Can you remember the first time you found yourself intrigued by fundraising?
I was raised in a household where charitable work was very much a part of our lives, so I was familiar with fundraising before I considered it as a career choice. I started on this career path quite by accident—in fact I often say that The Indigo Girls (an Indie Folk band that was popular in the late-80s and early-90s) got me my first job in fundraising! After college, feeling a bit down after searching around for meaningful job opportunities, I bought myself their latest album to cheer myself up. On the back of the album, they had included a list of organizations, encouraging fans to make donations. I called one of the organizations—The Coalition for the Homeless—and asked if they were hiring. A few weeks later, in July 1989, I started on my first job in fundraising as a Development Assistant.
How has fundraising changed since you began? How do you think it’ll continue to change?
There are two essential elements of fundraising that have not and likely will not change; these elements, married together, create the science and the art of fundraising. The first is well-organized data on donors and prospects and on organizational programs and budgets. The second element is the art of building and maintaining relationships with both donors and also your larger community.
The tools for organizing, analyzing, and presenting data have changed exponentially. For example, the first few fundraising databases I worked with were DOS-based; most now are web-based. We can only anticipate the continued refinement and accessibility of analytical tools in this digital age.
The ways that relationships can be developed and nurtured are also changing. Certainly, active and personal attention to constituents’ interests and needs remains central to a fundraiser’s work, but the engagement tools we can use have vastly expanded. In-person interactions are still paramount, but many people like receiving information via emails, e-newsletters or social media posts that they can read and respond to on their own time. Constituents are also given many more opportunities to let organizations (and, therefore, fundraisers) know their thoughts, interests, and preferences—and to make their donations—through digital platforms.
What advice can you give to aspiring professional fundraisers?
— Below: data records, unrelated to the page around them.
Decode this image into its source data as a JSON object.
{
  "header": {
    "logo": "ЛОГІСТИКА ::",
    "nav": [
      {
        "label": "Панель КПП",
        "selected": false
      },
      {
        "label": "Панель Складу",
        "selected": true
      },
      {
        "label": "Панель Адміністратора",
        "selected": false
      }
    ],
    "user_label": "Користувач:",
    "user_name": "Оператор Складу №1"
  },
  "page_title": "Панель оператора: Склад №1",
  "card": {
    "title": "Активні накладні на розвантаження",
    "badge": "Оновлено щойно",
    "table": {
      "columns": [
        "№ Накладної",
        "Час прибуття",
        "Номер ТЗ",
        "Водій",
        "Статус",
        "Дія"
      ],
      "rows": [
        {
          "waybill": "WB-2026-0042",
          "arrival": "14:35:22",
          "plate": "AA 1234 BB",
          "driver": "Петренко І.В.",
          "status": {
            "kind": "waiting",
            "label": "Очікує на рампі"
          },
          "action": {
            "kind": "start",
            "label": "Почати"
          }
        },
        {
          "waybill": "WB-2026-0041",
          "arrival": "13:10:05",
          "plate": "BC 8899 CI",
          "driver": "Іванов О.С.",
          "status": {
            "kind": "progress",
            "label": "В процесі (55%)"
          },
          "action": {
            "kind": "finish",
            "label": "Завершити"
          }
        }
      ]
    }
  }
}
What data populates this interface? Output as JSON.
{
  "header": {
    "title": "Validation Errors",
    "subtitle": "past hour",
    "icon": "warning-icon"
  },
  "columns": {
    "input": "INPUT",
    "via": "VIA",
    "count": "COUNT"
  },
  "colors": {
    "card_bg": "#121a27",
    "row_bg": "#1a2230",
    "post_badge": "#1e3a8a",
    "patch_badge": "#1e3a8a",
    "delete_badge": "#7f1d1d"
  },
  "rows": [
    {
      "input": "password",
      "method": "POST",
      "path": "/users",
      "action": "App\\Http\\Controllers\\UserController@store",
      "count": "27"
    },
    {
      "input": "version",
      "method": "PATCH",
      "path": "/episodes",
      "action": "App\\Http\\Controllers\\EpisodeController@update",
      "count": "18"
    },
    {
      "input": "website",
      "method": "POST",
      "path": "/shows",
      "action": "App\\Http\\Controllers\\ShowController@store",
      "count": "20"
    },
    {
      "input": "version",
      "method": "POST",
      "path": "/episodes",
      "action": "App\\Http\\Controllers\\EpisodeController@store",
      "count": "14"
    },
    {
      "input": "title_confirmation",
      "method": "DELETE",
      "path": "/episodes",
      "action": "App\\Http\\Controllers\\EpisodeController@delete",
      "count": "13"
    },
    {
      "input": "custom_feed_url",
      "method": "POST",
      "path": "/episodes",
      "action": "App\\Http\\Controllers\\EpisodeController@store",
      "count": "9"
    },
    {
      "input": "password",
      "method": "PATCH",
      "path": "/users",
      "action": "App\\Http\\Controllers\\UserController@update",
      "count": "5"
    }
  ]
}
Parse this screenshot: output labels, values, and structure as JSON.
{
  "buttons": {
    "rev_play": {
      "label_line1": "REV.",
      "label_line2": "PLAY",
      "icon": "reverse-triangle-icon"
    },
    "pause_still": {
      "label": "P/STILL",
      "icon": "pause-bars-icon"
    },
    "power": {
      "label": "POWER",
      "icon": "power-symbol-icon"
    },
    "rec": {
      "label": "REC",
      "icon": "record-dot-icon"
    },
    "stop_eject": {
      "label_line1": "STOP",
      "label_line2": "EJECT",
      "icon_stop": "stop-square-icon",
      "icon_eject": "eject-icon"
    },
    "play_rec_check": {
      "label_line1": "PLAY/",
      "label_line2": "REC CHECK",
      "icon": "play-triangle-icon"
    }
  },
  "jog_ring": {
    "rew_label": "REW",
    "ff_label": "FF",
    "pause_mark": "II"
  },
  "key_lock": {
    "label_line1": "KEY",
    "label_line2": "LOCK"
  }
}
Fundraising is incredibly rewarding and equally challenging. You are given opportunities to form meaningful connections with donors at all levels and guide their support toward issues and causes that are important to you. Throughout your career, there will be many midnight work sessions to meet proposal deadlines, disgruntled donors to appease, special event disasters to flawlessly clean-up behind the scenes, cash scrambles and expense reshuffles to meet budget projections, and a ton of rejection. Funders do actually say “no” sometimes. Lots of times, actually.
The challenge for all fundraisers – those new to the profession as well as the old timers – is to maintain energy and enthusiasm in this high pressure, fast paced environment. My advice is to utilize and build supportive bonds with the team that surrounds you. Whether you work in a tiny three-person office or a giant international nonprofit, your colleagues are (or should be) working toward the same goals. Ask people to review your strategies, proposals, meeting materials, and even emails. And get to know people in every programmatic and operational department. They are carrying out the activities that you are working so hard to fund and they can (and should be) invaluable resources to help you carry out your fundraising plans. Together, you can ease each other’s burdens and help to make the office a positive and productive space.
What changed in your career before and after your Executive MPA experience at the Marxe School?
My aim in pursuing an Executive MPA was not only to enhance my practical skills but also, and perhaps more importantly, to expand my understanding of the nonprofit and public sectors so that I could be a more effective leader as I advanced my career.
At the Marxe School, I learned how to be a more capable manager, acquired better tools for program planning and evaluation, gained valuable insights about public regulations surrounding nonprofits, and developed my budgeting, marketing, and communications skills. This had an immediate impact on my daily activities at work. An added bonus was the tremendously valuable network of colleagues I acquired—both the people in my own cohort, those in other cohorts, and the professors and practitioners, many of whom have become trusted resources and advisors, as well as good friends. On a professional level, many more doors were open to me after I received my Executive MPA and, within two years of graduation, I moved into a more senior leadership position, directing fundraising activities for a mid-size nonprofit.